Oil Hits $100 as Fed’s Inflation Victory Lap Gets Interrupted
Oil’s surge back above $100 overnight — despite strategic reserve releases and reassuring Fed speeches — just shattered the neat little narrative that inflation was finally under control. Iran’s escalating shipping attacks in the Persian Gulf sent WTI crude up another 8% to $101.20, erasing weeks of careful central bank messaging in a matter of hours.

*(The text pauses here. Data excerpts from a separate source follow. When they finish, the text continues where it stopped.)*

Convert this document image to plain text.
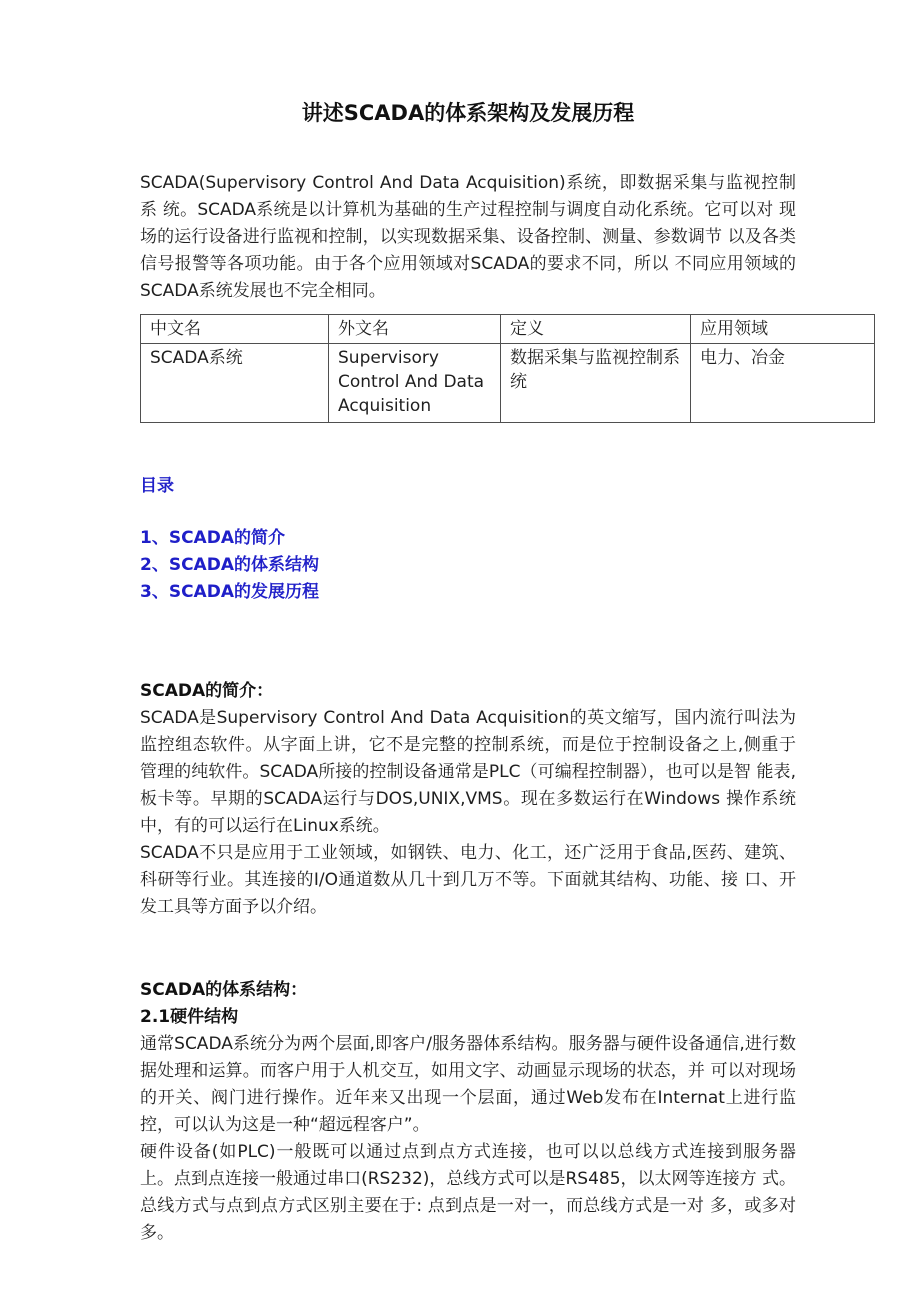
讲述SCADA的体系架构及发展历程

SCADA(Supervisory Control And Data Acquisition)系统，即数据采集与监视控制系 统。SCADA系统是以计算机为基础的生产过程控制与调度自动化系统。它可以对 现场的运行设备进行监视和控制，以实现数据采集、设备控制、测量、参数调节 以及各类信号报警等各项功能。由于各个应用领域对SCADA的要求不同，所以 不同应用领域的SCADA系统发展也不完全相同。

中文名	外文名	定义	应用领域
SCADA系统	Supervisory Control And Data Acquisition	数据采集与监视控制系统	电力、冶金
目录
1、SCADA的简介
2、SCADA的体系结构
3、SCADA的发展历程
SCADA的简介：

SCADA是Supervisory Control And Data Acquisition的英文缩写，国内流行叫法为监控组态软件。从字面上讲，它不是完整的控制系统，而是位于控制设备之上,侧重于 管理的纯软件。SCADA所接的控制设备通常是PLC（可编程控制器），也可以是智 能表,板卡等。早期的SCADA运行与DOS,UNIX,VMS。现在多数运行在Windows 操作系统中，有的可以运行在Linux系统。

SCADA不只是应用于工业领域，如钢铁、电力、化工，还广泛用于食品,医药、建筑、 科研等行业。其连接的I/O通道数从几十到几万不等。下面就其结构、功能、接 口、开发工具等方面予以介绍。

SCADA的体系结构：
2.1硬件结构

通常SCADA系统分为两个层面,即客户/服务器体系结构。服务器与硬件设备通信,进行数据处理和运算。而客户用于人机交互，如用文字、动画显示现场的状态，并 可以对现场的开关、阀门进行操作。近年来又出现一个层面，通过Web发布在Internat上进行监控，可以认为这是一种“超远程客户”。

硬件设备(如PLC)一般既可以通过点到点方式连接，也可以以总线方式连接到服务器上。点到点连接一般通过串口(RS232)，总线方式可以是RS485，以太网等连接方 式。总线方式与点到点方式区别主要在于: 点到点是一对一，而总线方式是一对 多，或多对多。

Here’s the uncomfortable truth bond markets are starting to price in: the Fed’s 2% inflation target was never about energy prices cooperating forever. Core CPI at 2.16% looked perfect last month, but that math assumed oil would stay well-behaved around $75. Now crude is 35% higher than its February average, and every dollar above $90 adds roughly 0.1 percentage points to headline inflation over the next three months. Denmark telling citizens to avoid driving isn’t just dramatic — it’s a preview of how quickly energy shocks can flip consumer behavior.
The 10-year Treasury’s climb to 4.15% tells you bond investors already see the math changing. That’s a 23 basis point move in just two weeks, and it’s happening while the 2-year sits relatively calm at 3.57%. This isn’t about Fed policy uncertainty — it’s about inflation uncertainty. When long-term bonds sell off faster than short-term ones, the market is pricing in persistent price pressures, not temporary spikes.